Als das Diner – o wie das schmeckte! – vorüber war, vertraute der »kleine Sänger« seinem von dieser Stunde und für immer gewonnenen Freunde an, daß er keinen Sou habe, um sich ein Quartier zu verschaffen.

»Ich habe selber keinen Sou mehr, aber mein Zimmer, dessen Miete noch läuft, ist groß, und es ist Platz darin für zwei.«

»Aber ich bin krank, tuberkulös infolge von Erkältungen und Entbehrungen...«

»Na, und alle die Kranken, mit denen ich in den Spitälern in Berührung kam?«

Und am übernächsten Tag, etwas weniger ausgehungert, mit etwas gehobenem Lebensmut, ein bißchen – ach, wie dürftig! – zusammengeflickt, trat dieses ehrliche und reine Kind des Elends, die Waise von greulichen Eltern, die Blüte und Frucht einer zwiefach schuldbeladenen und letzten Endes verbrecherischen Liebe, trat dieser Arme, den alle verlassen hatten außer einem ebenso Armen und dazu Alten, aber gesundheitlich weniger schwer Getroffenen, wieder ein in die Anstalt Louis Philippe und 1848, von neuem krank und elend, in den Barackenbau, wohin ihm der Dichter nach kurzer Frist nachkam. Und das waren wieder relativ und positiv genußreiche Wochen, wenn auch melancholisch überschattet durch die langsame Verschlimmerung im Zustand des jungen Mannes, der bald, sicher allzubald, nach dem napoleonischen Asyl abging, von wo aus er mit dem Dichter korrespondierte. Plötzlich erhielt dieser zu seiner großen Beunruhigung keine Briefe mehr. Er erkundigte sich und erfuhr, daß der »Rekonvaleszent« das Asyl mit einem »bösen Schnupfen« verlassen habe (so geht zuweilen die gute A. P. vor). Und seit dieser Auskunft keine Nachricht mehr. War er vergeßlich oder tot, der Junge, der doch viva voce so hübsch und so rührend seine Dankbarkeit gezeigt hatte?

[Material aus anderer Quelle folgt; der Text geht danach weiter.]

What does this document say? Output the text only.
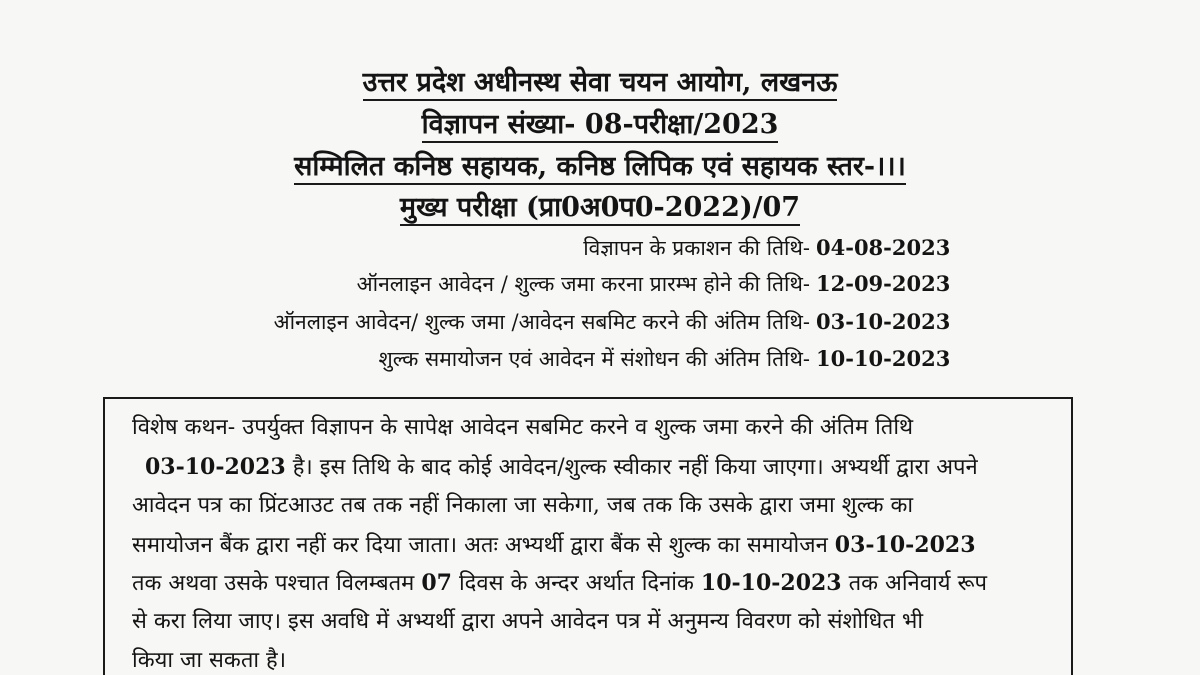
उत्तर प्रदेश अधीनस्थ सेवा चयन आयोग, लखनऊ
विज्ञापन संख्या- 08-परीक्षा/2023
सम्मिलित कनिष्ठ सहायक, कनिष्ठ लिपिक एवं सहायक स्तर-।।।
मुख्य परीक्षा (प्रा0अ0प0-2022)/07
विज्ञापन के प्रकाशन की तिथि- 04-08-2023
ऑनलाइन आवेदन / शुल्क जमा करना प्रारम्भ होने की तिथि- 12-09-2023
ऑनलाइन आवेदन/ शुल्क जमा /आवेदन सबमिट करने की अंतिम तिथि- 03-10-2023
शुल्क समायोजन एवं आवेदन में संशोधन की अंतिम तिथि- 10-10-2023
विशेष कथन- उपर्युक्त विज्ञापन के सापेक्ष आवेदन सबमिट करने व शुल्क जमा करने की अंतिम तिथि
03-10-2023 है। इस तिथि के बाद कोई आवेदन/शुल्क स्वीकार नहीं किया जाएगा। अभ्यर्थी द्वारा अपने
आवेदन पत्र का प्रिंटआउट तब तक नहीं निकाला जा सकेगा, जब तक कि उसके द्वारा जमा शुल्क का
समायोजन बैंक द्वारा नहीं कर दिया जाता। अतः अभ्यर्थी द्वारा बैंक से शुल्क का समायोजन 03-10-2023
तक अथवा उसके पश्चात विलम्बतम 07 दिवस के अन्दर अर्थात दिनांक 10-10-2023 तक अनिवार्य रूप
से करा लिया जाए। इस अवधि में अभ्यर्थी द्वारा अपने आवेदन पत्र में अनुमन्य विवरण को संशोधित भी
किया जा सकता है।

Wie dem auch sein mochte – und weil selbst in Frankreich nicht alles mit Sang und Klang endet –: diese doppelt schmerzliche Ungewißheit umdüsterte jetzt sehr das diesmal, wie er hofft, abschließende Entweichen des Dichters aus dem Bannkreis des Spitals.

Und ohne andere Versicherung als die, diese Silvio-Pellico-Arbeit nicht etwa eines Tages wiederaufnehmen zu wollen, nimmt er voll melancholischer Gedanken über Vergangenheit und Zukunft Abschied von dem viel zu wohlwollenden Leser, den diese Blätter »zerstreuen« konnten, und von Ihnen, liebe gnädige Frau, die sie, in Ermangelung von etwas Besserem, amüsieren sollten.